KOLKATA, India (AP) _ A key ally of India’s ruling coalition withdrew its support from the government Tuesday to protest recent economic reforms, including a move to open the country’s huge retail sector.

Ministers from the Trinamool Congress party will resign from India’s Cabinet on Friday, its leader Mamata Banerjee told reporters in the eastern city of Kolkata.

The departure of the ally and its 19 lawmakers from the Congress party-led ruling coalition wouldn’t immediately weaken the government, which still has the support of over 300 legislators and needs 272 to stay in power.

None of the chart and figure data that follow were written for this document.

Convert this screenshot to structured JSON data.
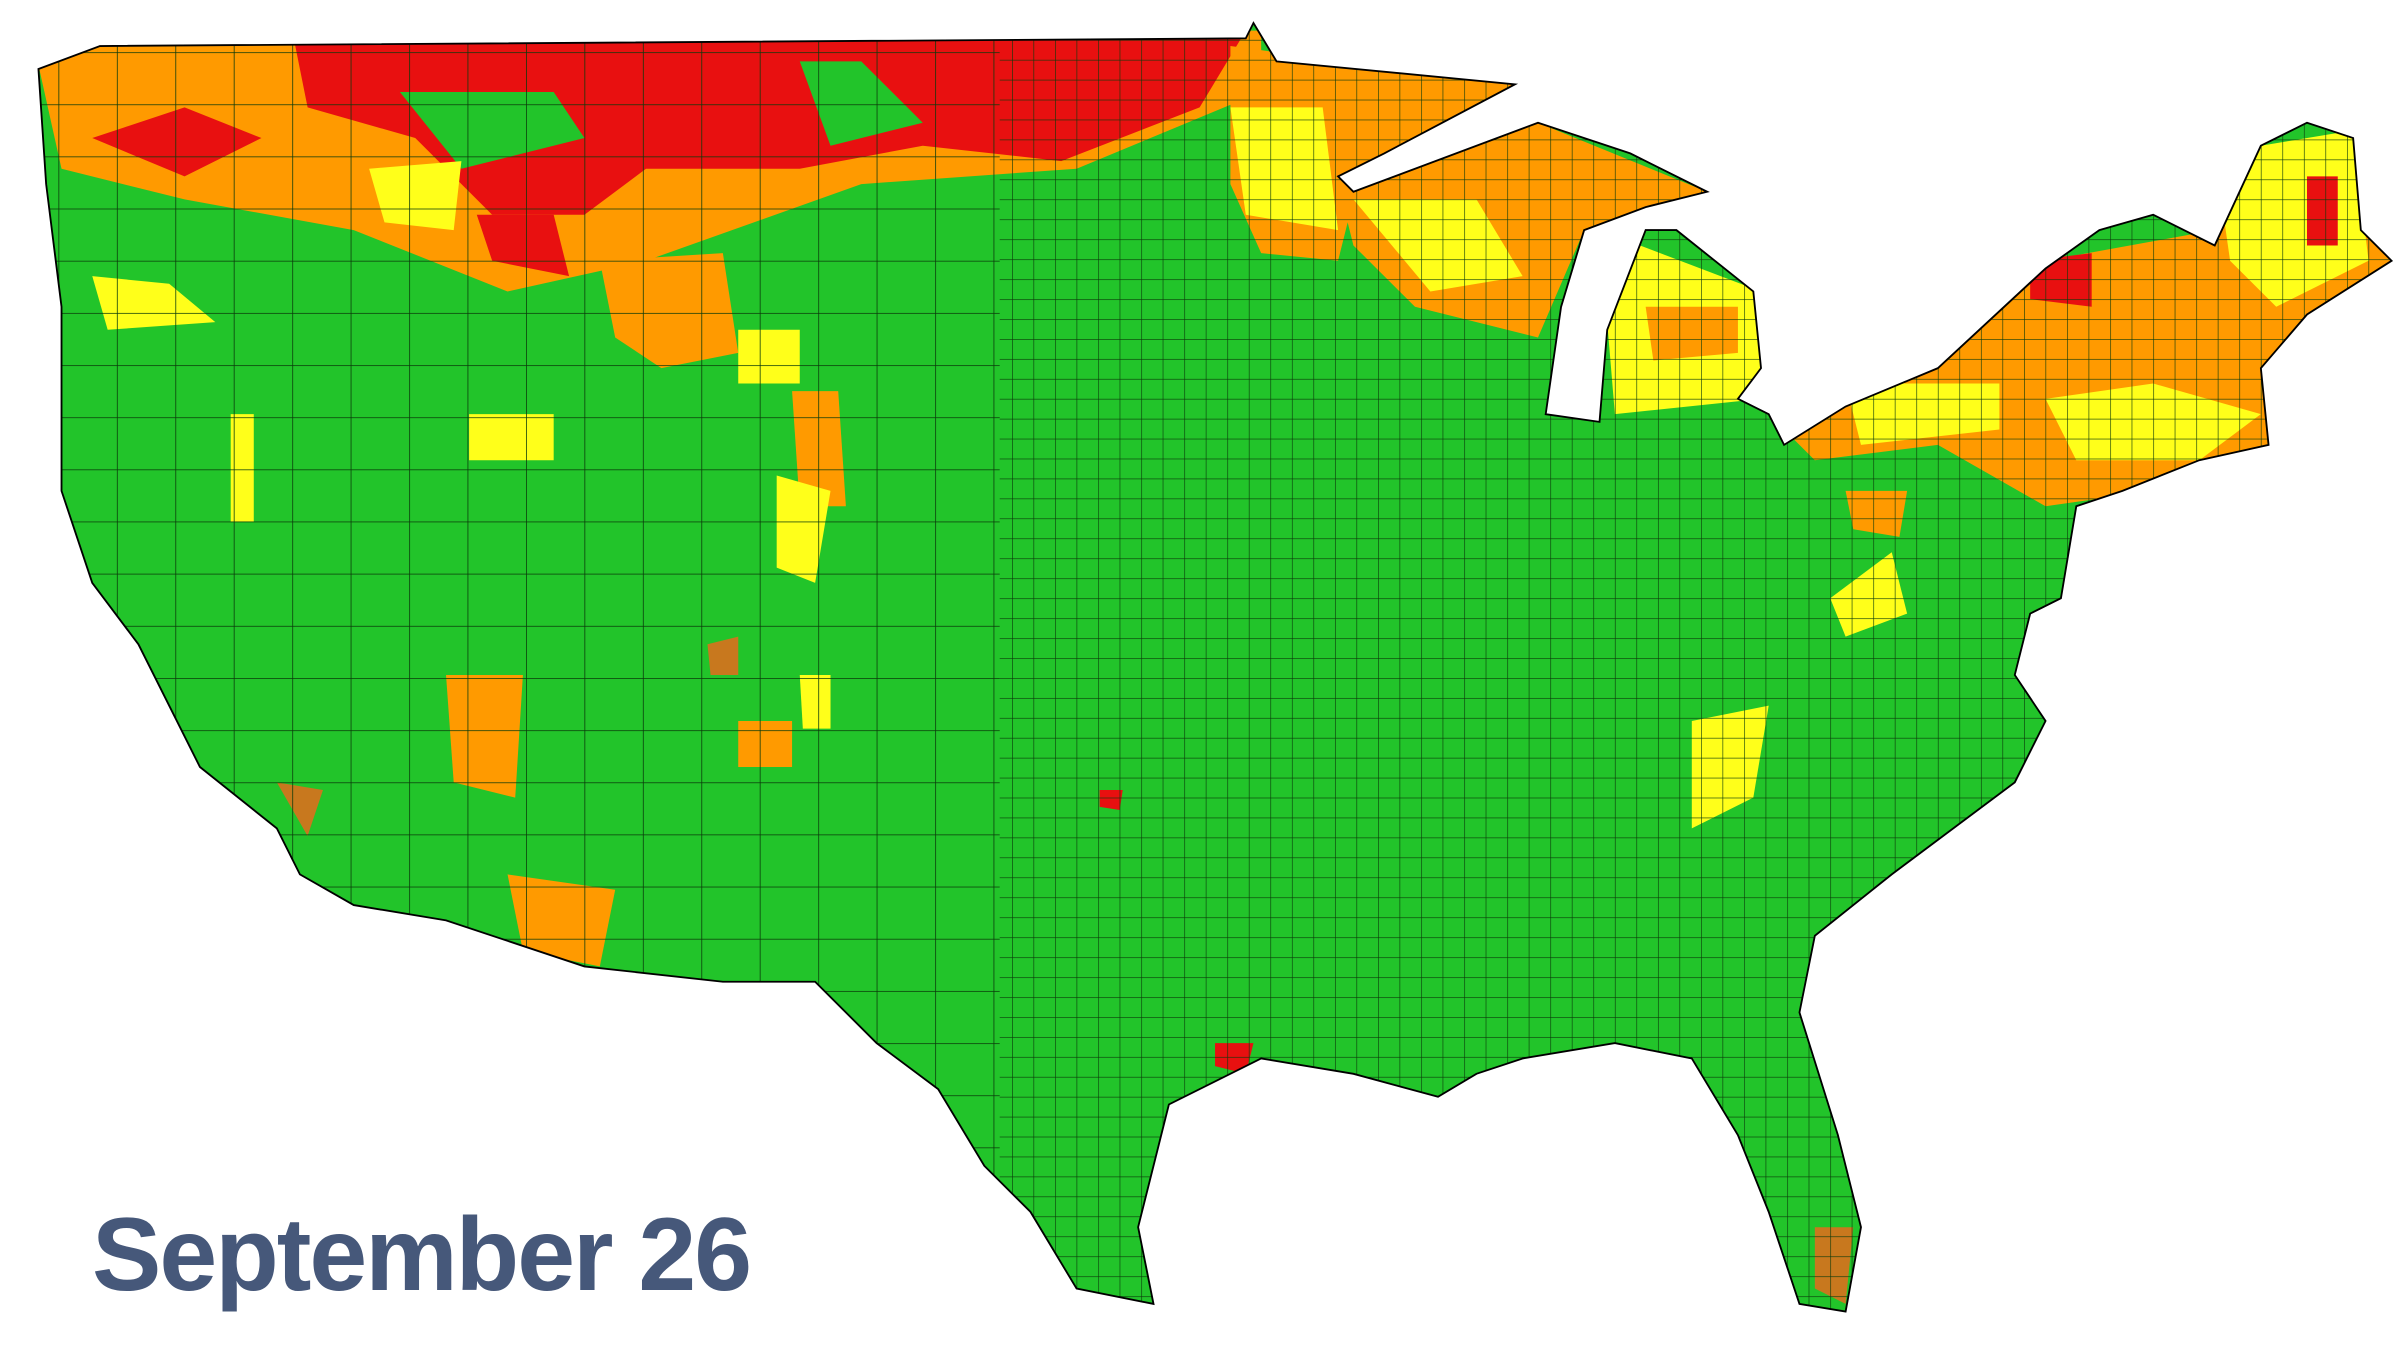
{
  "label": "September 26"
}
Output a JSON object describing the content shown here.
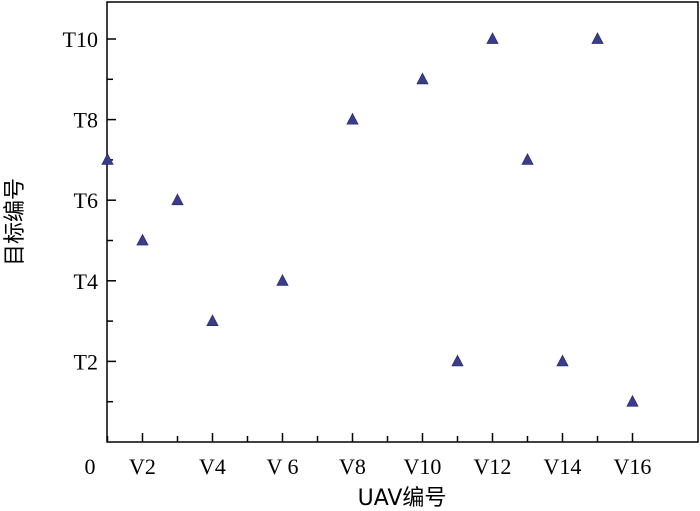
{
  "chart_data": {
    "type": "scatter",
    "xlabel": "UAV编号",
    "ylabel": "目标编号",
    "xlim": [
      0,
      17
    ],
    "ylim": [
      0,
      11
    ],
    "x_ticks": [
      {
        "value": 0,
        "label": "0"
      },
      {
        "value": 2,
        "label": "V2"
      },
      {
        "value": 4,
        "label": "V4"
      },
      {
        "value": 6,
        "label": "V 6"
      },
      {
        "value": 8,
        "label": "V8"
      },
      {
        "value": 10,
        "label": "V10"
      },
      {
        "value": 12,
        "label": "V12"
      },
      {
        "value": 14,
        "label": "V14"
      },
      {
        "value": 16,
        "label": "V16"
      }
    ],
    "x_minor_ticks": [
      1,
      3,
      5,
      7,
      9,
      11,
      13,
      15
    ],
    "y_ticks": [
      {
        "value": 2,
        "label": "T2"
      },
      {
        "value": 4,
        "label": "T4"
      },
      {
        "value": 6,
        "label": "T6"
      },
      {
        "value": 8,
        "label": "T8"
      },
      {
        "value": 10,
        "label": "T10"
      }
    ],
    "y_minor_ticks": [
      1,
      3,
      5,
      7,
      9
    ],
    "grid": false,
    "marker": "triangle",
    "marker_color": "#3a3d8c",
    "points": [
      {
        "x": 1,
        "y": 7
      },
      {
        "x": 2,
        "y": 5
      },
      {
        "x": 3,
        "y": 6
      },
      {
        "x": 4,
        "y": 3
      },
      {
        "x": 6,
        "y": 4
      },
      {
        "x": 8,
        "y": 8
      },
      {
        "x": 10,
        "y": 9
      },
      {
        "x": 11,
        "y": 2
      },
      {
        "x": 12,
        "y": 10
      },
      {
        "x": 13,
        "y": 7
      },
      {
        "x": 14,
        "y": 2
      },
      {
        "x": 15,
        "y": 10
      },
      {
        "x": 16,
        "y": 1
      }
    ]
  }
}
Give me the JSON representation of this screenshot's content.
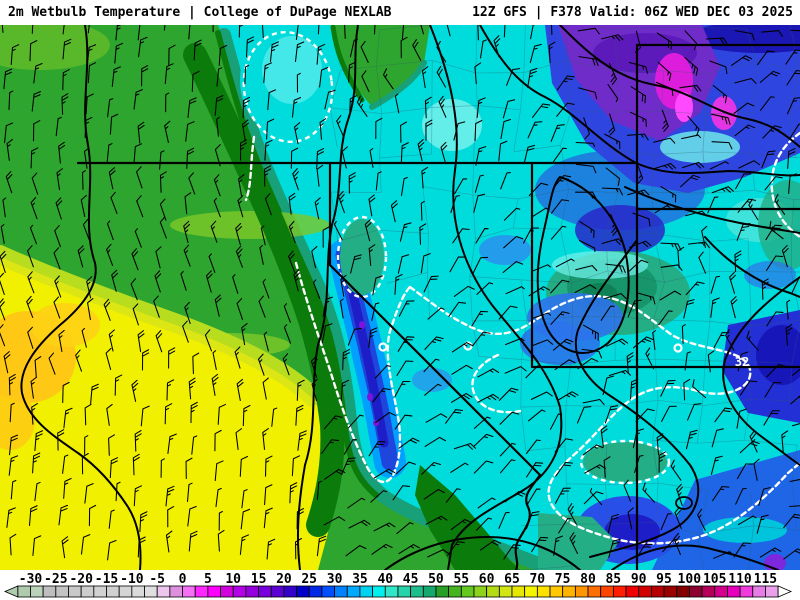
{
  "header": {
    "left_title": "2m Wetbulb Temperature | College of DuPage NEXLAB",
    "right_title": "12Z GFS | F378 Valid: 06Z WED DEC 03 2025"
  },
  "map": {
    "contour_label": "32",
    "contour_label_color": "#FFFFFF",
    "palette": {
      "cyan": "#00DCDC",
      "pale_cyan": "#6FF0EA",
      "sea_green": "#23AE85",
      "sea_green_dark": "#17966B",
      "green": "#2EA52E",
      "light_green": "#7DC828",
      "dark_green": "#0B7B0B",
      "teal_band": "#18A078",
      "yellow": "#F0F000",
      "yellow_green": "#B8DC1E",
      "pale_yellow_green": "#DCE614",
      "orange": "#FFC814",
      "light_blue": "#00A0FF",
      "mid_blue": "#2D73EB",
      "blue": "#1E46DC",
      "dark_blue": "#1E1EC8",
      "deep_blue": "#2330D5",
      "navy": "#1A12B0",
      "blue_wash": "#2E46DF",
      "purple": "#6F2CC9",
      "deep_purple": "#5A18B9",
      "violet": "#7D14DC",
      "magenta": "#DC1EDC",
      "bright_magenta": "#FF49FF",
      "magenta_spot": "#E335E3",
      "white_contour": "#FFFFFF",
      "line_black": "#000000",
      "county_line": "#2F5A6E",
      "barb_color": "#000000"
    }
  },
  "colorbar": {
    "tick_labels": [
      "-30",
      "-25",
      "-20",
      "-15",
      "-10",
      "-5",
      "0",
      "5",
      "10",
      "15",
      "20",
      "25",
      "30",
      "35",
      "40",
      "45",
      "50",
      "55",
      "60",
      "65",
      "70",
      "75",
      "80",
      "85",
      "90",
      "95",
      "100",
      "105",
      "110",
      "115"
    ],
    "tick_step_f": 5,
    "arrow_left_color": "#AECBAE",
    "arrow_right_color": "#FFFFFF",
    "segment_colors": [
      "#AECBAE",
      "#B9D2B9",
      "#BEBEBE",
      "#C3C3C3",
      "#C8C8C8",
      "#CDCDCD",
      "#D2D2D2",
      "#D0D0D0",
      "#D5D5D5",
      "#DADADA",
      "#DFDFDF",
      "#ECC6EC",
      "#DE8FDE",
      "#F570F5",
      "#FF28FF",
      "#FF00FF",
      "#D200DC",
      "#B400E6",
      "#9600DC",
      "#7800DC",
      "#5A00D2",
      "#3200C8",
      "#0000C8",
      "#0028E6",
      "#0050FF",
      "#0082FF",
      "#00AAFF",
      "#00D2F0",
      "#00F0F0",
      "#32E6C8",
      "#28D2AA",
      "#1EBE8C",
      "#14AA6E",
      "#28A028",
      "#46B41E",
      "#64C81E",
      "#8CD21E",
      "#B4DC14",
      "#D2E614",
      "#E6E600",
      "#F5F500",
      "#FFE100",
      "#FFC800",
      "#FFB400",
      "#FF9600",
      "#FF6E00",
      "#FF4600",
      "#FF1E00",
      "#F00000",
      "#D20000",
      "#B40000",
      "#9B0000",
      "#820000",
      "#8C0032",
      "#B4005A",
      "#D2008C",
      "#E600BE",
      "#F03CDC",
      "#E67DE6",
      "#EBA0EB"
    ]
  }
}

But it would leave the government vulnerable to the whims of its other allies, most of which strongly oppose the surprise move to allow foreign investment in the retail sector.

Congress party spokesman Janardhan Dwivedi said it still considers Banerjee a “valuable ally,” leading to speculation that she might be cajoled into rejoining the coalition before her party’s ministers resign on Friday.

Decisions by the government to open airlines to foreign capital, sell minority stakes in four state-run companies and hike diesel fuel prices have also drawn sharp criticism.

Opposition parties have also criticized the reforms, which were announced last week. Some, including the Hindu nationalist Bharatiya Janata Party and leftist groups, have planned a countrywide strike and protests on Thursday.

“The people want a reversal of this entire set of policies that the government is trying to impose,” Brinda Karat, a lawmaker with the Communist Party India (Marxist), told New Delhi Television channel.

Banerjee had initially demanded that the government reverse the reforms within 72 hours. On Tuesday she called the new retail policy a “disaster” for India’s poor.

Banerjee was also one of the loudest critics of the government’s previous attempt to open the retail market to foreign companies such as Wal-Mart, which ended last year in a humiliating back-down for the ruling party.

Earlier this week Finance Minister P. Chidambaram ruled out any rollback of the contentious measures.

The reforms are aimed at boosting growth in a slowing economy and come after months of policy paralysis as the government battled a series of corruption scandals. Business leaders have welcomed moves to reduce the government’s massive subsidy burden by increasing the price of diesel fuel.

The decision on retail investment would allow foreign companies to own majority stakes in supermarkets and other big retailers for the first time. However, individual states would have the right to decide whether to let the retailers operate in their territory.